Second Harvest is the only food bank serving Silicon Valley. It’s also one of the largest in the country. In any given month, it provides meals for 257,000 people. It served 66 million pounds of food last year. When the Guardian visited its cavernous, 75,000 square foot main warehouse space, boxes of produce stretched to the ceiling. Strip lights illuminated crates of cucumbers and pallets of sweet potatoes with a chilly glow. Volunteers in PayPal T-shirts packed cabbages and apples that arrived in boxes as big as paddling pools, while in the walk-in freezer turkeys waited to defrost.
To Silicon Valley’s wealthy tech workers, the struggles of the hundreds of thousands of working poor in the region are often invisible.
“Often we think of somebody visibly hungry, the traditional homeless person,” Brennan said. “But this study is putting light on the non-traditional homeless: people living in their car or a garage, working people who have to choose between rent and food, people without access to a kitchen."
He added, “you’re not thinking when you pick up your shirts from dry cleaning, or getting your landscaping done, or going to a restaurant, or getting your child cared for, ‘is that person hungry?’ It’s very easy to assume they are fine."
The cost of housing is one of the biggest contributor to inequality – and the main reason many workers in the region are forced to go hungry. In Santa Clara County, the median price of a family home has reached a new high of $1.125 million, while the supply of homes continues to shrink. A family of four earning less than $85,000 is now considered low income. Meanwhile, the median income in the US is less than $60,000.

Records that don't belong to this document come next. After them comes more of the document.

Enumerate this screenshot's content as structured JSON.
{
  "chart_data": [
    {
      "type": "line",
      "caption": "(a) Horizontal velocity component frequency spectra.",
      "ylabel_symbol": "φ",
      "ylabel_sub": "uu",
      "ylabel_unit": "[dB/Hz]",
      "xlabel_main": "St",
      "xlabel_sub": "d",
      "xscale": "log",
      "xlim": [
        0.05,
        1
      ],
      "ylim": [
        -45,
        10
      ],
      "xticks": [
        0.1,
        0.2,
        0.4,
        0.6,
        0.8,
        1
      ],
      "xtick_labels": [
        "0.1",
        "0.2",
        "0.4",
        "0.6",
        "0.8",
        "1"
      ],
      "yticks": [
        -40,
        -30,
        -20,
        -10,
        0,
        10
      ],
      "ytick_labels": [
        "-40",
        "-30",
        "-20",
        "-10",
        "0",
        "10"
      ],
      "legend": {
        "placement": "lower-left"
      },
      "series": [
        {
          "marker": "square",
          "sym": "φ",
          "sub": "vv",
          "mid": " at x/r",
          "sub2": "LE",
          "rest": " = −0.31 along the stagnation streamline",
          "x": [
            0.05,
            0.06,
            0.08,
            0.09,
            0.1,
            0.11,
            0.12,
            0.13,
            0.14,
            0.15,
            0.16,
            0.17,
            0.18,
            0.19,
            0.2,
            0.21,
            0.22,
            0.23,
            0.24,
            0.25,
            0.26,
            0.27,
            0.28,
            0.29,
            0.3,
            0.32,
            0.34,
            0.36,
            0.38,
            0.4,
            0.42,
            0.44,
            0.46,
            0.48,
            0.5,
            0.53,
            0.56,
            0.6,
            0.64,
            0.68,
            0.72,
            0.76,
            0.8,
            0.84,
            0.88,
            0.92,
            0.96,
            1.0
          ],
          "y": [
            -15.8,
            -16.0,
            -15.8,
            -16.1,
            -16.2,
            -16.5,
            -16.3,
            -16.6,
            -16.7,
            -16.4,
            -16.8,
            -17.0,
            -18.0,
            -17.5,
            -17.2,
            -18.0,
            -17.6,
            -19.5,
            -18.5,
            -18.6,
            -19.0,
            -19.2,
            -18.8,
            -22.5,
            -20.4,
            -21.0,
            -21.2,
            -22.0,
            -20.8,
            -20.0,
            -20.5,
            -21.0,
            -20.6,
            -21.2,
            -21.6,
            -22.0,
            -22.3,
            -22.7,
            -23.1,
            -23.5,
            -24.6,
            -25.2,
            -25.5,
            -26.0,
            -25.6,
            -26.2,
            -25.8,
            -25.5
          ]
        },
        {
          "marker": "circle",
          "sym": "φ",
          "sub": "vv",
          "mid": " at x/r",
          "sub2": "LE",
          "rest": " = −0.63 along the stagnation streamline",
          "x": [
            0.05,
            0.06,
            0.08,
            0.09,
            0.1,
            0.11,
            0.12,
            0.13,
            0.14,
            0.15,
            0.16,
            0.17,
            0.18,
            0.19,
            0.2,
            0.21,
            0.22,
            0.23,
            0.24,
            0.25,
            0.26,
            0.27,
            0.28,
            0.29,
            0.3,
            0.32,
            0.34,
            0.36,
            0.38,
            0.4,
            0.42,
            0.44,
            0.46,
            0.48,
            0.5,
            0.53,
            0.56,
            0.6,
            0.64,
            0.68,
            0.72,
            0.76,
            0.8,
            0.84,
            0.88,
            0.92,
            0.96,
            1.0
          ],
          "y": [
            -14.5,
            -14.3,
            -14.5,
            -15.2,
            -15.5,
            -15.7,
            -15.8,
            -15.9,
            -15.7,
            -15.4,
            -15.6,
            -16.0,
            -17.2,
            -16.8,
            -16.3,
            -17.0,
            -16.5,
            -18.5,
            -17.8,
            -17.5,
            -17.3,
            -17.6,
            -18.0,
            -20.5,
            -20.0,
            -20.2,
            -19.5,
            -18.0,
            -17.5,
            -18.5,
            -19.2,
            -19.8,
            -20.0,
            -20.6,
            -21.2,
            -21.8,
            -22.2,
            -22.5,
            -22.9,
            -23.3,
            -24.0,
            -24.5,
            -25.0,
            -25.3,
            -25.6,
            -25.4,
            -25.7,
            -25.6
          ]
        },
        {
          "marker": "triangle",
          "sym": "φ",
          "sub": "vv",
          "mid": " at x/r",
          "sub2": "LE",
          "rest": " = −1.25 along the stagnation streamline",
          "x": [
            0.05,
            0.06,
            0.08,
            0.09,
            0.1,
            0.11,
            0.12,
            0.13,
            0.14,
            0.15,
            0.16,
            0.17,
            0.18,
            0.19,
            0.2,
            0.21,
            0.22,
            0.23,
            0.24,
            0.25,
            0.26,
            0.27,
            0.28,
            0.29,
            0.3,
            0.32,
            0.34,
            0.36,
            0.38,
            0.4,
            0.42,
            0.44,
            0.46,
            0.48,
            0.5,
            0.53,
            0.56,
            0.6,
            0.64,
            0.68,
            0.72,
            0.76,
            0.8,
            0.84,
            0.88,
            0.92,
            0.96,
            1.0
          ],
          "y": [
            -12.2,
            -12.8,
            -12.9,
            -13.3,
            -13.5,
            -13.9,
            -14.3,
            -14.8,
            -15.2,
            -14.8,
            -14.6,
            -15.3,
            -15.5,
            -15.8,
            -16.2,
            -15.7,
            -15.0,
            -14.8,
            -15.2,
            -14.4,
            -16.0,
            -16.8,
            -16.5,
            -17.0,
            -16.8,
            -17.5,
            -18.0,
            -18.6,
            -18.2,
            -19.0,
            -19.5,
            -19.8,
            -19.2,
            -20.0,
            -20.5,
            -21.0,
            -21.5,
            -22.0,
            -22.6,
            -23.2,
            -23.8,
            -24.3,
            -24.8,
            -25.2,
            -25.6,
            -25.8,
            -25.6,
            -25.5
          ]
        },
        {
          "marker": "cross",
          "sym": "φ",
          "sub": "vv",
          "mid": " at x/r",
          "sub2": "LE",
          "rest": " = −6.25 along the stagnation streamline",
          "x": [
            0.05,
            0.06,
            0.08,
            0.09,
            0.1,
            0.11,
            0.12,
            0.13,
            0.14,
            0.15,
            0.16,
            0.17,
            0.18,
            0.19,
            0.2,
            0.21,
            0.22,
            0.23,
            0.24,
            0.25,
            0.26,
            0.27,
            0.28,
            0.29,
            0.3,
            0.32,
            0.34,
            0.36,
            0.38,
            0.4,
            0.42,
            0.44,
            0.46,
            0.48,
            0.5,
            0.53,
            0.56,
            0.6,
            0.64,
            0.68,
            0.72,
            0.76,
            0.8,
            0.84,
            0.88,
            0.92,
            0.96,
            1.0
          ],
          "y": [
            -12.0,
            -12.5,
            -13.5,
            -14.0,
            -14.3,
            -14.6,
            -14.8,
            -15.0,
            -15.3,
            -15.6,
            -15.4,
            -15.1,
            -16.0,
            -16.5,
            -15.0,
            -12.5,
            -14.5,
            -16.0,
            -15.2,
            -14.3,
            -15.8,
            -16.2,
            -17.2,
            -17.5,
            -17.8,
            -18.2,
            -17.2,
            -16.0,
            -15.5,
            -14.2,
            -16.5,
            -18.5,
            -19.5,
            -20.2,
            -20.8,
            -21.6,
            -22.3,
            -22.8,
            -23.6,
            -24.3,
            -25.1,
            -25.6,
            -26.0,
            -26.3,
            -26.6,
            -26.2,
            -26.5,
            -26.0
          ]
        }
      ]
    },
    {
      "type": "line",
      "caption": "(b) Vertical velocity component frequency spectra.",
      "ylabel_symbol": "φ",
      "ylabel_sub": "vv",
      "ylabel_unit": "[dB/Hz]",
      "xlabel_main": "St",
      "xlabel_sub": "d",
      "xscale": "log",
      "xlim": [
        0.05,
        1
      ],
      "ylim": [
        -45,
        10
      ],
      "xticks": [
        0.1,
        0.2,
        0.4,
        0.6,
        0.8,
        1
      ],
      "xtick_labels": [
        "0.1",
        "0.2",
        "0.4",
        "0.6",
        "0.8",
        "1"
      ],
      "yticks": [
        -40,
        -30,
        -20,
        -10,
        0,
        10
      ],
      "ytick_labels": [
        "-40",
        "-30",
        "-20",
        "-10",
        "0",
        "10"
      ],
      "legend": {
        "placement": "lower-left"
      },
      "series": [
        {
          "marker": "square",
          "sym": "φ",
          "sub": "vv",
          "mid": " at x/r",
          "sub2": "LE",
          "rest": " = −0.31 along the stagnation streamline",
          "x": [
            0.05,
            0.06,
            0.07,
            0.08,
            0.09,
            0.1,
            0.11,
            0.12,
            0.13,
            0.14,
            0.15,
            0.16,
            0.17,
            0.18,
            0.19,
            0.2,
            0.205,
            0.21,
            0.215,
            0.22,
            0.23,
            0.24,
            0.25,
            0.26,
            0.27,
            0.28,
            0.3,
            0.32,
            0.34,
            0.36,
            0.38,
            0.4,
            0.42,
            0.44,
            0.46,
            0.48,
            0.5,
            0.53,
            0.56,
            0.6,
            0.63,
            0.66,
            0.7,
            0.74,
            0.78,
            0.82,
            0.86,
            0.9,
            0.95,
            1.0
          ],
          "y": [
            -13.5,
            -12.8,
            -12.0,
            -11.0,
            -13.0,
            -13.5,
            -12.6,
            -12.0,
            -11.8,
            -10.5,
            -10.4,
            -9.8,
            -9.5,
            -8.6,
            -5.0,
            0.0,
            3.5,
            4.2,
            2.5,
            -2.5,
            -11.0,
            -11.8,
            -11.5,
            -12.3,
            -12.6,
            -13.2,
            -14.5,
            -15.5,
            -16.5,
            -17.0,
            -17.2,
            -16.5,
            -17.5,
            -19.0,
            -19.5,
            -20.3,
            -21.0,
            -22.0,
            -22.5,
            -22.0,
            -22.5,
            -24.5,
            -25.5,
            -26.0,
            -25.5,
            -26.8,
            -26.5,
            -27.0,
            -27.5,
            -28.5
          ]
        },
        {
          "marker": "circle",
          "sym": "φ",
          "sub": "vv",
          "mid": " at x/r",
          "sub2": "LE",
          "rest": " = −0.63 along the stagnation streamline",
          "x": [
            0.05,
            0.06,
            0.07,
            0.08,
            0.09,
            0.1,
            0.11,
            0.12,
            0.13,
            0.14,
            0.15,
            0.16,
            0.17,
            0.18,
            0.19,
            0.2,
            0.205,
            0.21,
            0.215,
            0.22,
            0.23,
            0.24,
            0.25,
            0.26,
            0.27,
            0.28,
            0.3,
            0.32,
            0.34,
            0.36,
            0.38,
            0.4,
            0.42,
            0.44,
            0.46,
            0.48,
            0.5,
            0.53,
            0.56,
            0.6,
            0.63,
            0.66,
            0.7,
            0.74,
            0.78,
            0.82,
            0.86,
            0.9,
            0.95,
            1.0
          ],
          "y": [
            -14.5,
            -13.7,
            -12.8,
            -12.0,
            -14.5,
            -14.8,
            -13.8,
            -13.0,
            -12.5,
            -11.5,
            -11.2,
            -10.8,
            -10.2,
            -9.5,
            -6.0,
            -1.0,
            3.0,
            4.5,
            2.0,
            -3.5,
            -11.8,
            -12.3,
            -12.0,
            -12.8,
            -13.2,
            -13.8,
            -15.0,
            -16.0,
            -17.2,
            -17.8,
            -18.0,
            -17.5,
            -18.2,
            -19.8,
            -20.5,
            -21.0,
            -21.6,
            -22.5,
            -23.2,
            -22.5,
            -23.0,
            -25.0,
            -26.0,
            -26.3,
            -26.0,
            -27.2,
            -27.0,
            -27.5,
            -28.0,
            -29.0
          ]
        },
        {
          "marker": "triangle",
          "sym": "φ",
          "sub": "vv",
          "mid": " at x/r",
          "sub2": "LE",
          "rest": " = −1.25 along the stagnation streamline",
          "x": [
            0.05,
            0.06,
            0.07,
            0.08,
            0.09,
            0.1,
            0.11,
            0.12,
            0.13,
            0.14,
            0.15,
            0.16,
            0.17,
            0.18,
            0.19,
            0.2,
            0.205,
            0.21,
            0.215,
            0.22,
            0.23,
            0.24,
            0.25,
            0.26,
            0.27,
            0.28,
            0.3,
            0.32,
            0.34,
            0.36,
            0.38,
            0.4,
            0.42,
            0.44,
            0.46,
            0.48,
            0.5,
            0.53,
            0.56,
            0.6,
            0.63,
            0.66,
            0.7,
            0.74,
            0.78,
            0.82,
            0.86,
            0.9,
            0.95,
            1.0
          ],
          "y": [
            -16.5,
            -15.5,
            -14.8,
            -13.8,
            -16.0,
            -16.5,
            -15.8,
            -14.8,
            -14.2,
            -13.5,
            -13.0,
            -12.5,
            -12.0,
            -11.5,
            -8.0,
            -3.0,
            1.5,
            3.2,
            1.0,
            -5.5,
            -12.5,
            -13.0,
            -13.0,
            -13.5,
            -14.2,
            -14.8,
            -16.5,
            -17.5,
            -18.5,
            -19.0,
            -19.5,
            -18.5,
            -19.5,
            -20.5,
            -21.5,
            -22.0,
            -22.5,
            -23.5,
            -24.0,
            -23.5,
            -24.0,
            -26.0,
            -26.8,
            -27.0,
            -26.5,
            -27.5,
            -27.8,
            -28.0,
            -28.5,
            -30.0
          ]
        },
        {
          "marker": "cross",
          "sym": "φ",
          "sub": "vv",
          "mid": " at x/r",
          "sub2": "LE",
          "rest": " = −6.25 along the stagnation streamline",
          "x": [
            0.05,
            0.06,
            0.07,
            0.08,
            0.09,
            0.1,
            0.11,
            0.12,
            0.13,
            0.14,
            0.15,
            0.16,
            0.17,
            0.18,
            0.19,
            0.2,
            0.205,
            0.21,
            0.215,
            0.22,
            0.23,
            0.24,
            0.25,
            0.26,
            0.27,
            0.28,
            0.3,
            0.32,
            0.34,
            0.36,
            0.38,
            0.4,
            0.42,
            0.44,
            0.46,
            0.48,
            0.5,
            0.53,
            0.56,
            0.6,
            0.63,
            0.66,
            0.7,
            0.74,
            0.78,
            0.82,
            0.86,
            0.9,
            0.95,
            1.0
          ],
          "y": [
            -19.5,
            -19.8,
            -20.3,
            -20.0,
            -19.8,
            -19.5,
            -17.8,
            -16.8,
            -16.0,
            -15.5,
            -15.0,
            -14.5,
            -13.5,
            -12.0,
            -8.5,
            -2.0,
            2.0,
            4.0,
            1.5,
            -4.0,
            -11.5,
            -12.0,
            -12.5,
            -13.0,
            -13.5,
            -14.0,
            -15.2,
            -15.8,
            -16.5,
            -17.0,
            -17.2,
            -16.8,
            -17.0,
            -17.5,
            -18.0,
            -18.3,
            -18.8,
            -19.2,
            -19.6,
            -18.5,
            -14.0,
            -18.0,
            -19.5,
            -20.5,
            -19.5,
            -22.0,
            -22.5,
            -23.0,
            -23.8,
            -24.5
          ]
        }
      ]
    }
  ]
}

These realities mean food insecurity cuts across lines of race, age and employment status.
Minority communities in the Bay Area have been hit the hardest.
The Latino community is “passing through a hard time”, says Vicky Avila-Medrano, a food connection specialist. She runs a program that sends current and former food bank users out into the community, which has been disproportionately affected by the cost-of-living crisis.
“Here in Silicon Valley, we have a big problem. This is a beautiful place to live for people in the tech industry, but we are not working in that industry."
Of course, the problems posed by rising rents aren’t unique to the San Francisco Bay Area. As we noted back in October, rental costs growing faster than disposable income for 22 consecutive months. In September, rent ate up more disposable income than at any prior time in history.
All of this underscores the hypocrisy of the ultra-liberal Bay Area. While well-heeled tech workers spurn anybody who disagrees with their narrow-minded worldview in the name of progress, many of these same workers drift through their daily routines largely ignorant of the dire circumstances of the people who handle their dry cleaning and prepare their food.
Google famously fired former engineer James Damore for publishing an open letter pointing out flaws in the company’s diversity hiring program.
Meanwhile, the more than 10,000 employees who work at the Googleplex in Mountain View, Calif. are some of the biggest contributors to wealth inequality in the region.
While we're sure the Bay Area's insistence on social equality in the workplace is well intentioned, progress won't feed the working poor.